On a side note, the gleeful face of the anthropormorphic seed reminds me that one of these years I have to make a set of emoticons for the blog that are pixel versions of highly expressive reliefs, masks, false heads, mummy portraits, mosaics, figurines, anything archaeological (and yes, of course that includes poop). I’ve come across enough pieces to ensure my archaeological emoticon team would be as diverse as it is educational.

Buddha statue returned to India 57 years after theft

A 12th century statue of the Buddha that was stolen from a museum in India 57 years ago has been found in London and is on its way back to India. The bronze statue with silver inlay was stolen from the Nalanda Archaeological Museum in eastern India in 1961, one of 14 important Buddha statues stolen in a single burglary.

Nalanda was the site of a Buddhist monastery that was a center of learning and pilgrimage from the 5th century until the early 13th when it was sacked by Mamluk armies. Monks came from all over Asia, as far east as Korea, to study the rigorous Vedic tradition of learning taught at the Nalanda monastery. After its sacking, the site fell into disuse and was gradually forgotten. It was rediscovered in the 19th century by the Archaeological Survey of India and subsequent excavations in the early 1900s revealed multiple monasteries, temples and artifacts, including the 14 sculptures of Buddha that would be stolen from the museum.

What happened to the statue between 1961 and 2018 is unknown. It reemerged from the penumbra this March at an antiquities trade fair in London.
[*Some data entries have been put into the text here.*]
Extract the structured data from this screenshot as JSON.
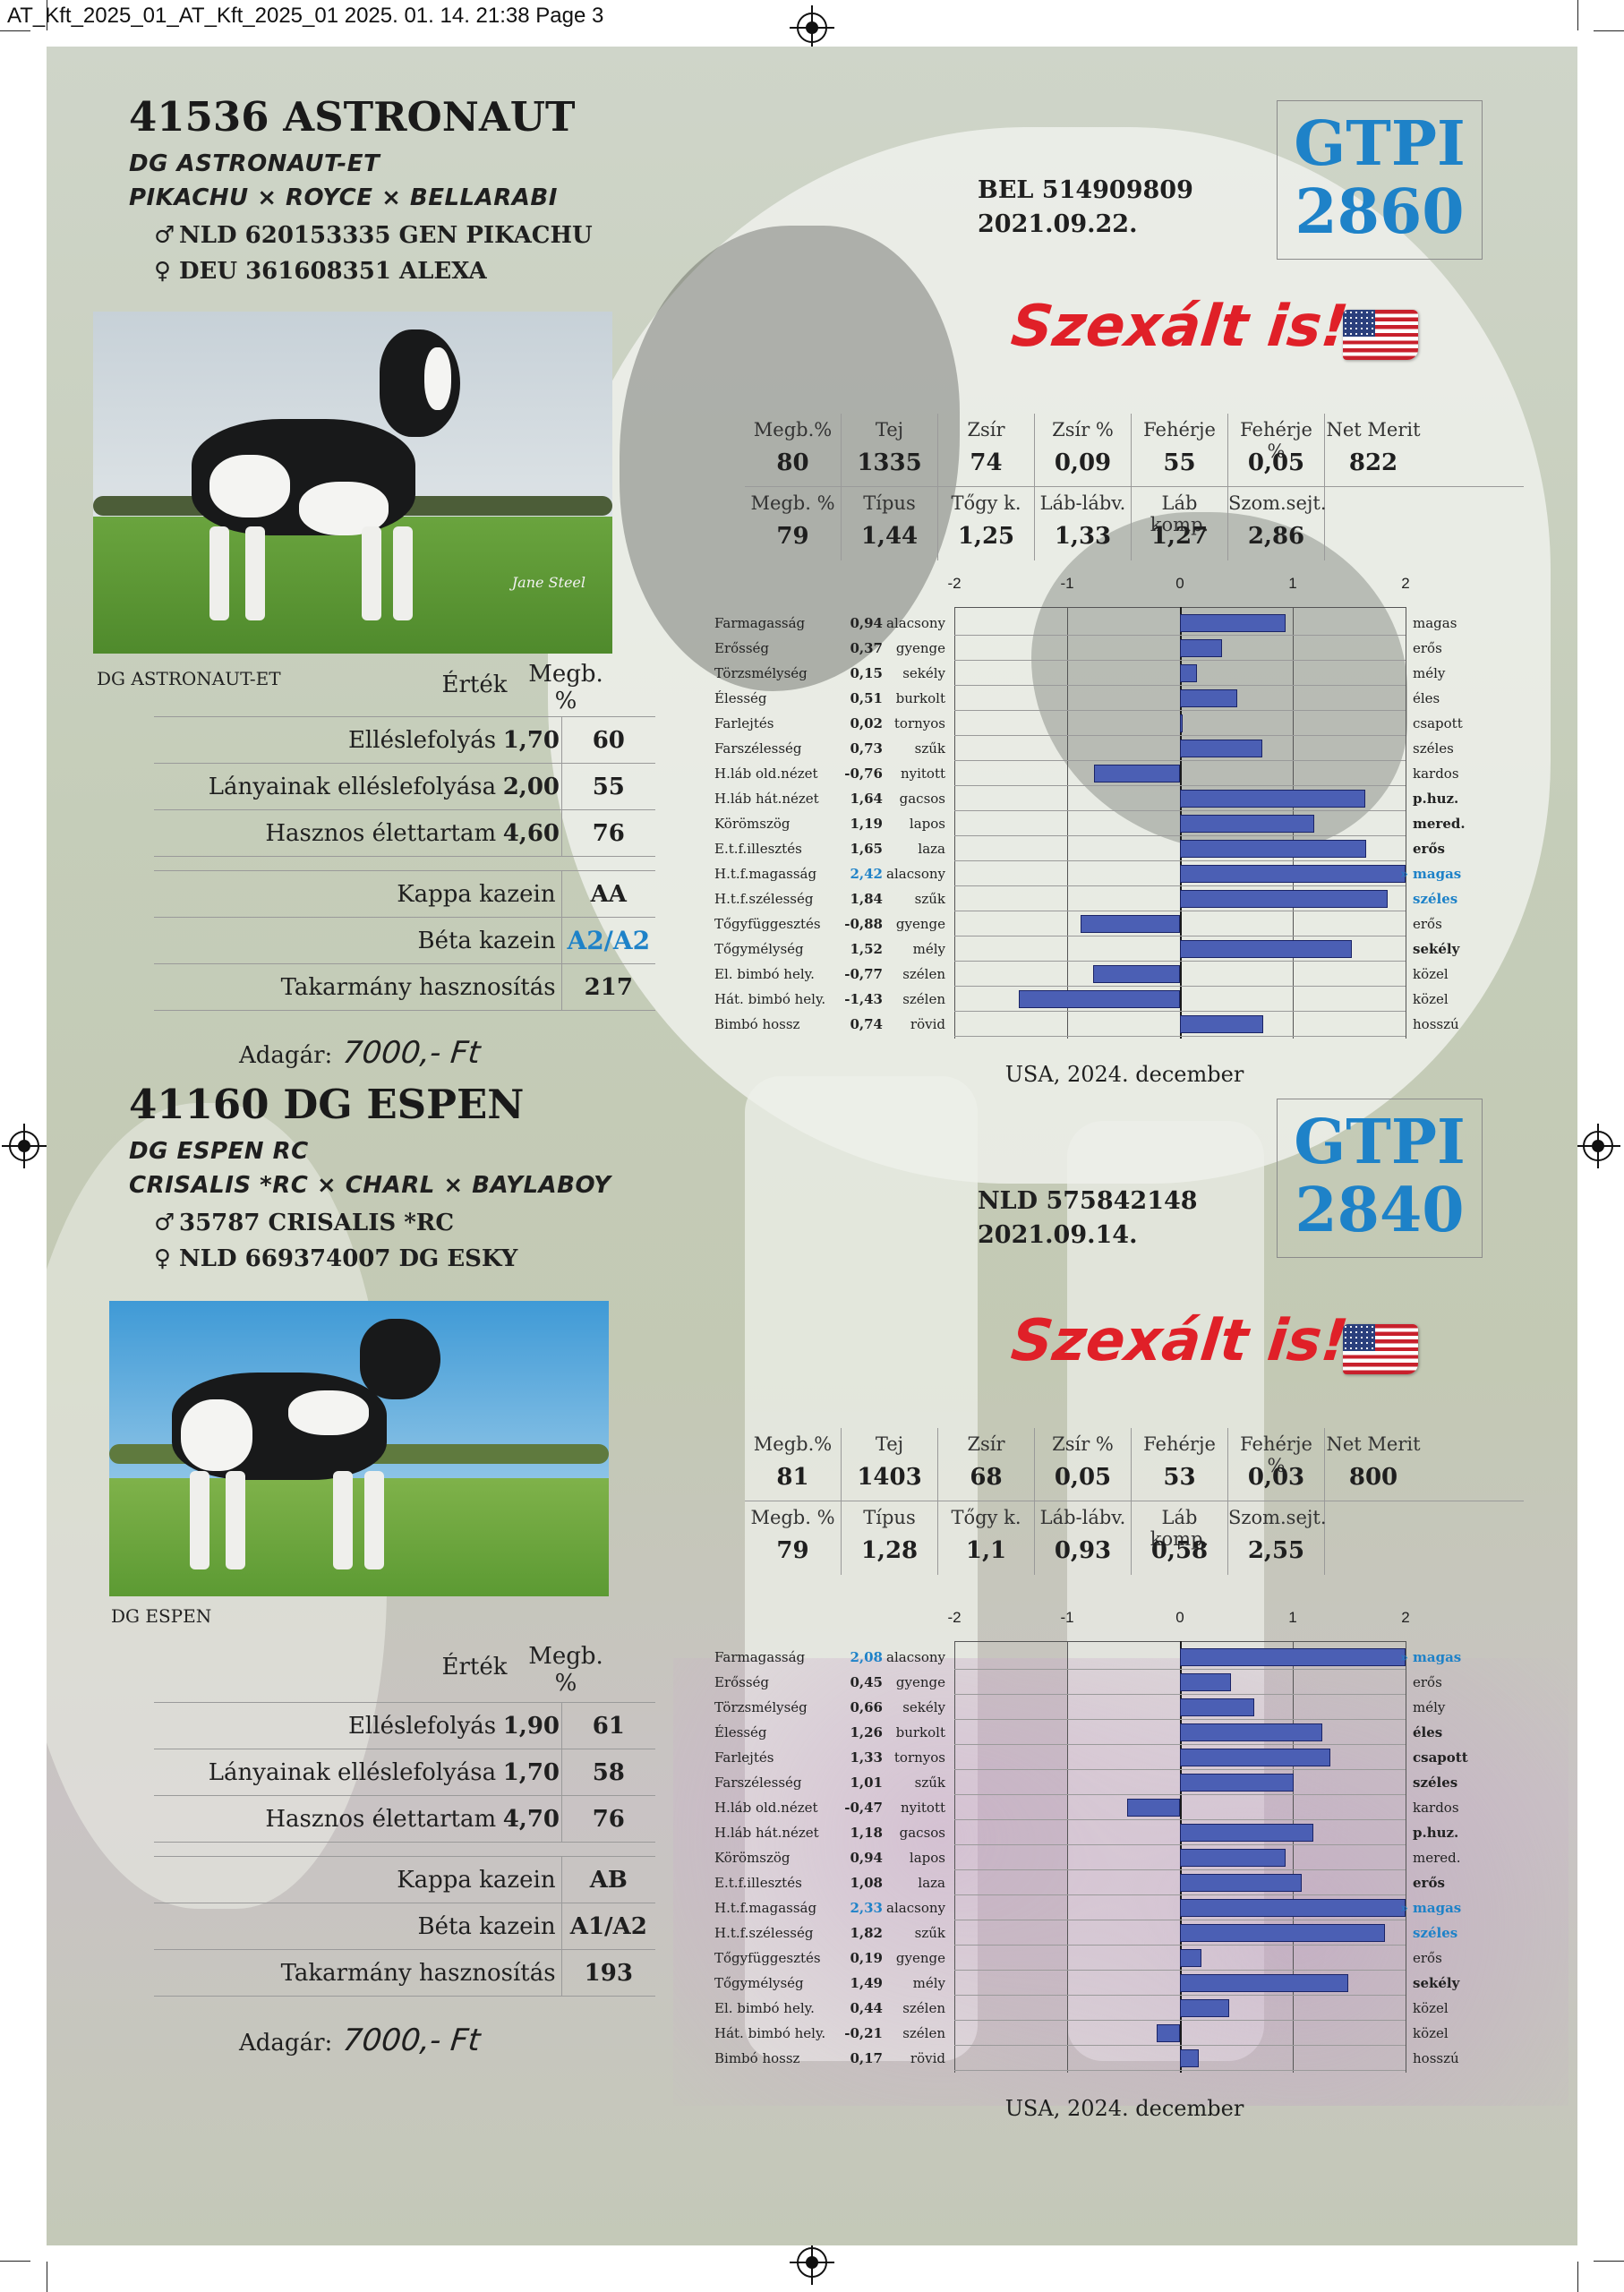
{
  "print_header": "AT_Kft_2025_01_AT_Kft_2025_01  2025. 01. 14.  21:38  Page 3",
  "bulls": [
    {
      "title": "41536 ASTRONAUT",
      "registered_name": "DG ASTRONAUT-ET",
      "pedigree": "PIKACHU × ROYCE × BELLARABI",
      "sire_symbol": "♂",
      "sire": "NLD 620153335 GEN PIKACHU",
      "dam_symbol": "♀",
      "dam": "DEU 361608351 ALEXA",
      "reg_id": "BEL 514909809",
      "birth_date": "2021.09.22.",
      "gtpi_label": "GTPI",
      "gtpi_value": "2860",
      "sexed_text": "Szexált is!",
      "flag_icon": "us-flag-icon",
      "photo_caption": "DG ASTRONAUT-ET",
      "photo_signature": "Jane Steel",
      "eval_header": {
        "value": "Érték",
        "reliability": "Megb.\n%"
      },
      "calving": [
        {
          "label": "Elléslefolyás",
          "value": "1,70",
          "rel": "60"
        },
        {
          "label": "Lányainak elléslefolyása",
          "value": "2,00",
          "rel": "55"
        },
        {
          "label": "Hasznos élettartam",
          "value": "4,60",
          "rel": "76"
        }
      ],
      "genetics": [
        {
          "label": "Kappa kazein",
          "value": "AA",
          "highlight": false
        },
        {
          "label": "Béta kazein",
          "value": "A2/A2",
          "highlight": true
        },
        {
          "label": "Takarmány hasznosítás",
          "value": "217",
          "highlight": false
        }
      ],
      "price_label": "Adagár:",
      "price": "7000,- Ft",
      "indices_row1": [
        {
          "label": "Megb.%",
          "value": "80"
        },
        {
          "label": "Tej",
          "value": "1335"
        },
        {
          "label": "Zsír",
          "value": "74"
        },
        {
          "label": "Zsír %",
          "value": "0,09"
        },
        {
          "label": "Fehérje",
          "value": "55"
        },
        {
          "label": "Fehérje %",
          "value": "0,05"
        },
        {
          "label": "Net Merit",
          "value": "822"
        }
      ],
      "indices_row2": [
        {
          "label": "Megb. %",
          "value": "79"
        },
        {
          "label": "Típus",
          "value": "1,44"
        },
        {
          "label": "Tőgy k.",
          "value": "1,25"
        },
        {
          "label": "Láb-lábv.",
          "value": "1,33"
        },
        {
          "label": "Láb komp.",
          "value": "1,27"
        },
        {
          "label": "Szom.sejt.",
          "value": "2,86"
        }
      ],
      "profile_caption": "USA, 2024. december"
    },
    {
      "title": "41160 DG ESPEN",
      "registered_name": "DG ESPEN RC",
      "pedigree": "CRISALIS *RC × CHARL × BAYLABOY",
      "sire_symbol": "♂",
      "sire": "35787 CRISALIS *RC",
      "dam_symbol": "♀",
      "dam": "NLD 669374007 DG ESKY",
      "reg_id": "NLD 575842148",
      "birth_date": "2021.09.14.",
      "gtpi_label": "GTPI",
      "gtpi_value": "2840",
      "sexed_text": "Szexált is!",
      "flag_icon": "us-flag-icon",
      "photo_caption": "DG ESPEN",
      "photo_signature": "",
      "eval_header": {
        "value": "Érték",
        "reliability": "Megb.\n%"
      },
      "calving": [
        {
          "label": "Elléslefolyás",
          "value": "1,90",
          "rel": "61"
        },
        {
          "label": "Lányainak elléslefolyása",
          "value": "1,70",
          "rel": "58"
        },
        {
          "label": "Hasznos élettartam",
          "value": "4,70",
          "rel": "76"
        }
      ],
      "genetics": [
        {
          "label": "Kappa kazein",
          "value": "AB",
          "highlight": false
        },
        {
          "label": "Béta kazein",
          "value": "A1/A2",
          "highlight": false
        },
        {
          "label": "Takarmány hasznosítás",
          "value": "193",
          "highlight": false
        }
      ],
      "price_label": "Adagár:",
      "price": "7000,- Ft",
      "indices_row1": [
        {
          "label": "Megb.%",
          "value": "81"
        },
        {
          "label": "Tej",
          "value": "1403"
        },
        {
          "label": "Zsír",
          "value": "68"
        },
        {
          "label": "Zsír %",
          "value": "0,05"
        },
        {
          "label": "Fehérje",
          "value": "53"
        },
        {
          "label": "Fehérje %",
          "value": "0,03"
        },
        {
          "label": "Net Merit",
          "value": "800"
        }
      ],
      "indices_row2": [
        {
          "label": "Megb. %",
          "value": "79"
        },
        {
          "label": "Típus",
          "value": "1,28"
        },
        {
          "label": "Tőgy k.",
          "value": "1,1"
        },
        {
          "label": "Láb-lábv.",
          "value": "0,93"
        },
        {
          "label": "Láb komp.",
          "value": "0,58"
        },
        {
          "label": "Szom.sejt.",
          "value": "2,55"
        }
      ],
      "profile_caption": "USA, 2024. december"
    }
  ],
  "chart_data": [
    {
      "type": "bar",
      "orientation": "horizontal",
      "x_ticks": [
        "-2",
        "-1",
        "0",
        "1",
        "2"
      ],
      "xlim": [
        -2,
        2
      ],
      "overflow_marker": "»",
      "traits": [
        {
          "name": "Farmagasság",
          "value": 0.94,
          "label": "0,94",
          "low": "alacsony",
          "high": "magas",
          "high_style": "normal"
        },
        {
          "name": "Erősség",
          "value": 0.37,
          "label": "0,37",
          "low": "gyenge",
          "high": "erős",
          "high_style": "normal"
        },
        {
          "name": "Törzsmélység",
          "value": 0.15,
          "label": "0,15",
          "low": "sekély",
          "high": "mély",
          "high_style": "normal"
        },
        {
          "name": "Élesség",
          "value": 0.51,
          "label": "0,51",
          "low": "burkolt",
          "high": "éles",
          "high_style": "normal"
        },
        {
          "name": "Farlejtés",
          "value": 0.02,
          "label": "0,02",
          "low": "tornyos",
          "high": "csapott",
          "high_style": "normal"
        },
        {
          "name": "Farszélesség",
          "value": 0.73,
          "label": "0,73",
          "low": "szűk",
          "high": "széles",
          "high_style": "normal"
        },
        {
          "name": "H.láb old.nézet",
          "value": -0.76,
          "label": "-0,76",
          "low": "nyitott",
          "high": "kardos",
          "high_style": "normal"
        },
        {
          "name": "H.láb hát.nézet",
          "value": 1.64,
          "label": "1,64",
          "low": "gacsos",
          "high": "p.huz.",
          "high_style": "bold"
        },
        {
          "name": "Körömszög",
          "value": 1.19,
          "label": "1,19",
          "low": "lapos",
          "high": "mered.",
          "high_style": "bold"
        },
        {
          "name": "E.t.f.illesztés",
          "value": 1.65,
          "label": "1,65",
          "low": "laza",
          "high": "erős",
          "high_style": "bold"
        },
        {
          "name": "H.t.f.magasság",
          "value": 2.42,
          "label": "2,42",
          "low": "alacsony",
          "high": "magas",
          "high_style": "highlight",
          "value_highlight": true
        },
        {
          "name": "H.t.f.szélesség",
          "value": 1.84,
          "label": "1,84",
          "low": "szűk",
          "high": "széles",
          "high_style": "highlight"
        },
        {
          "name": "Tőgyfüggesztés",
          "value": -0.88,
          "label": "-0,88",
          "low": "gyenge",
          "high": "erős",
          "high_style": "normal"
        },
        {
          "name": "Tőgymélység",
          "value": 1.52,
          "label": "1,52",
          "low": "mély",
          "high": "sekély",
          "high_style": "bold"
        },
        {
          "name": "El. bimbó hely.",
          "value": -0.77,
          "label": "-0,77",
          "low": "szélen",
          "high": "közel",
          "high_style": "normal"
        },
        {
          "name": "Hát. bimbó hely.",
          "value": -1.43,
          "label": "-1,43",
          "low": "szélen",
          "high": "közel",
          "high_style": "normal"
        },
        {
          "name": "Bimbó hossz",
          "value": 0.74,
          "label": "0,74",
          "low": "rövid",
          "high": "hosszú",
          "high_style": "normal"
        }
      ]
    },
    {
      "type": "bar",
      "orientation": "horizontal",
      "x_ticks": [
        "-2",
        "-1",
        "0",
        "1",
        "2"
      ],
      "xlim": [
        -2,
        2
      ],
      "overflow_marker": "»",
      "traits": [
        {
          "name": "Farmagasság",
          "value": 2.08,
          "label": "2,08",
          "low": "alacsony",
          "high": "magas",
          "high_style": "highlight",
          "value_highlight": true
        },
        {
          "name": "Erősség",
          "value": 0.45,
          "label": "0,45",
          "low": "gyenge",
          "high": "erős",
          "high_style": "normal"
        },
        {
          "name": "Törzsmélység",
          "value": 0.66,
          "label": "0,66",
          "low": "sekély",
          "high": "mély",
          "high_style": "normal"
        },
        {
          "name": "Élesség",
          "value": 1.26,
          "label": "1,26",
          "low": "burkolt",
          "high": "éles",
          "high_style": "bold"
        },
        {
          "name": "Farlejtés",
          "value": 1.33,
          "label": "1,33",
          "low": "tornyos",
          "high": "csapott",
          "high_style": "bold"
        },
        {
          "name": "Farszélesség",
          "value": 1.01,
          "label": "1,01",
          "low": "szűk",
          "high": "széles",
          "high_style": "bold"
        },
        {
          "name": "H.láb old.nézet",
          "value": -0.47,
          "label": "-0,47",
          "low": "nyitott",
          "high": "kardos",
          "high_style": "normal"
        },
        {
          "name": "H.láb hát.nézet",
          "value": 1.18,
          "label": "1,18",
          "low": "gacsos",
          "high": "p.huz.",
          "high_style": "bold"
        },
        {
          "name": "Körömszög",
          "value": 0.94,
          "label": "0,94",
          "low": "lapos",
          "high": "mered.",
          "high_style": "normal"
        },
        {
          "name": "E.t.f.illesztés",
          "value": 1.08,
          "label": "1,08",
          "low": "laza",
          "high": "erős",
          "high_style": "bold"
        },
        {
          "name": "H.t.f.magasság",
          "value": 2.33,
          "label": "2,33",
          "low": "alacsony",
          "high": "magas",
          "high_style": "highlight",
          "value_highlight": true
        },
        {
          "name": "H.t.f.szélesség",
          "value": 1.82,
          "label": "1,82",
          "low": "szűk",
          "high": "széles",
          "high_style": "highlight"
        },
        {
          "name": "Tőgyfüggesztés",
          "value": 0.19,
          "label": "0,19",
          "low": "gyenge",
          "high": "erős",
          "high_style": "normal"
        },
        {
          "name": "Tőgymélység",
          "value": 1.49,
          "label": "1,49",
          "low": "mély",
          "high": "sekély",
          "high_style": "bold"
        },
        {
          "name": "El. bimbó hely.",
          "value": 0.44,
          "label": "0,44",
          "low": "szélen",
          "high": "közel",
          "high_style": "normal"
        },
        {
          "name": "Hát. bimbó hely.",
          "value": -0.21,
          "label": "-0,21",
          "low": "szélen",
          "high": "közel",
          "high_style": "normal"
        },
        {
          "name": "Bimbó hossz",
          "value": 0.17,
          "label": "0,17",
          "low": "rövid",
          "high": "hosszú",
          "high_style": "normal"
        }
      ]
    }
  ],
  "colors": {
    "gtpi": "#1e82c8",
    "sexed": "#e02028",
    "bar_fill": "#4b5fb4",
    "bar_border": "#1b2466",
    "highlight_text": "#1e82c8"
  }
}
Lynda Albertson of the Association for Research into Crimes Against Art (ARCA) and Vijay Kumar from the India Pride Project recognized it as one of the 14 looted Nalanda pieces and called the Metropolitan Police. The Met’s Art and Antique Unit investigated and confirmed its identity. The dealer and owner do not appear to have realized they were fencing stolen goods — the statue has passed through many hands over the six decades since the theft — and they cooperated with the investigation and returned the object willingly so there will be no charges pressed against them.

On Wednesday, August 15th, India’s Independence Day, the statue was returned to Indian High Commissioner YK Sinha in London in an official ceremony.